Dışardan bakan biri için mantıksız, acımasız ya da yaptığım davranışlarımın anlamsız gözüktüğünü biliyordum. Kalbim, bedenim Ümit'le olmak için çırpınıyordu ama olmazdı. Buna gram hakkım olduğunu düşünmüyordum. Aynanın karşısına geçip kendime kahkaha atmak, ' Ulan o kadar acı çektirdiğin insanlar var, sen mi tadacaksın bu saatten sonra güzel aşkı?' demek istiyordum. Keza beynim bu görevi layıkıyla yapıyordu. Durmadan 'sen bunu hakkettin!' diye çığlık atıyordu. Etmiştim. Bu yönden değildi isyanlarım. Benim tek isyanım bunları Ümit'e yaşatmıştım. Güzeldi abi çocuk, o kadar güzeldi ki baktıkça bakası geliyordu insanın. Uzun sık siyah kirpiklerin arkasındaki o koyu kahverengi gözleriyle etrafa merakla bakması, güldüğü zaman gözünün yanlarında kırışıklar oluşması onu o kadar güzel yapıyordu ki nefessiz kalıp izlemeye devam ediyordum her defasında.
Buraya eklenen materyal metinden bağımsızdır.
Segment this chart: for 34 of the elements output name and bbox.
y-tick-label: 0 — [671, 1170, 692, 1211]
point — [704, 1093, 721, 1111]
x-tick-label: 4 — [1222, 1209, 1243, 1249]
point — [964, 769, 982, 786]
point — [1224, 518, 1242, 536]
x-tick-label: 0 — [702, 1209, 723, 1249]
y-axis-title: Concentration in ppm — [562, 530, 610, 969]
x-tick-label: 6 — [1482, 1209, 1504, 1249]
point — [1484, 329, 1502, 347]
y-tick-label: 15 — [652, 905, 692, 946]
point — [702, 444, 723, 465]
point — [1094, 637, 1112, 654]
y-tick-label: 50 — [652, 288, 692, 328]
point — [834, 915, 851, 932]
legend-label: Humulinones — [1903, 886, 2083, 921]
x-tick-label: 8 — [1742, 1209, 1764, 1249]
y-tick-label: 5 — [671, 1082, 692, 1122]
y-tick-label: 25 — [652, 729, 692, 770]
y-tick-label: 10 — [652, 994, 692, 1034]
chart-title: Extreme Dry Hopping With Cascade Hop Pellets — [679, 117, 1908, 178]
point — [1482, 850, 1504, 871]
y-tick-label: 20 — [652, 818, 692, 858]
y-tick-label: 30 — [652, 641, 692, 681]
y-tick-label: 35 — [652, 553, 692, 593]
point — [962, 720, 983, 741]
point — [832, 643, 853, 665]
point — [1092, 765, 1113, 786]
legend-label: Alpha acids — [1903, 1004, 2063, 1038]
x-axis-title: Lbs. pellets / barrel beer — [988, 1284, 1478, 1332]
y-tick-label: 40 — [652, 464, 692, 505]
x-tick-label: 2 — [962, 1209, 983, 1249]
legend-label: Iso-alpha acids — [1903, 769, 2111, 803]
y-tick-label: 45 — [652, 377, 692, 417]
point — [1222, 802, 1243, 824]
Onu ilk gördüğümde Nur ile kampüsün kafesinde oturuyordu. Arkadaş grubumla otururken elimde uğraştığım telefondan başımı kaldırıp karşımda oturan Şafak'a cevap verecekken arkada oturan ve gülümseyen onun görmüştüm. O an cevabımı bekleyen Şafak'ı unutmuştum ve bizden biraz uzak olan karşı karşıya olduğum esmer çocuğun gülümsemesinden gözlerimi çekmek istememiştim. Çok güzel gülümsüyordu. Karşısındaki anlattıkça gülümsemesi büyüyüp gülmeye dönüştüğünde ortaya çıkan beyaz düzgün dişleri ve kısılan gözleriyle herkesi etkisi altına alacak haldeydi. Bir süre dalmış bir şekilde onu izlemiştim, ta ki Şafak'ın koluma vurup beni dünyaya döndürene kadar. İçimden bu anlamsızlığı sorgulayıp kendime küfür etsem de istemsizce onu izlerken buldum kendimi. Klasik olarak her zaman ki gibi Nur konuşuyordu, arada tepkiler verip arkadaşının kendini kaptırıp yaptığı el kol hareketlerine karşılık gülüyordu. Kendimi alamıyordum bir türlü, çocukta hipnoz etkisi vardı resmen , baktıkça bakıyordum. Gülsün de bir daha göreyim diye bekliyordum resmen. Bundan rahatsız olup arkadaşlarıma görüşürüz diyerek gitmiştim. Ardından onu her gördüğümde gidene kadar izleyip duruyordum. Özgür hoşlandığım bir kız var dediğinde o kızın Ümit'in yanındaki turuncu saçlı kız olduğunu tahmin etmemiştim. O Nur'un yanında değildi ama hep Nur ile takıldığından kızı hemen tanımıştım. Özgür'e kalsa Nur'a açılacak gibi değildi. Sırf Ümit ile yan yana gelebilmek için Özgür'e cesaret veren ve konuşmasını sağlayan bendim. İstediğim olmuştu, sevgili olmuşlardı ama kendi istediğim sonucu elde edememiştim. Hepimizin tanıştığı vakit hep izlediğim çocuk değildi karşımdaki kişi. Nur'un yanında durmadan kıvrımlı olan dudakları dümdüz gibi duruyordu, hareket dahi etmiyordu. Gülümsesin istemiştim, yakından bir kere göreyim diye. Kendime temkinler verip duruyordum, şimdi olmasa da diğer buluşmalarda göreceksin diye ama olmamıştı. Ne zaman bir buluşma olsa gelmiyordu. Hep bulaşma ayarlıyordum gelir diye ama gelmiyordu ve arkadaşlarım bile dile gelmişti, neden hep dışarıya çıkıyoruz diye.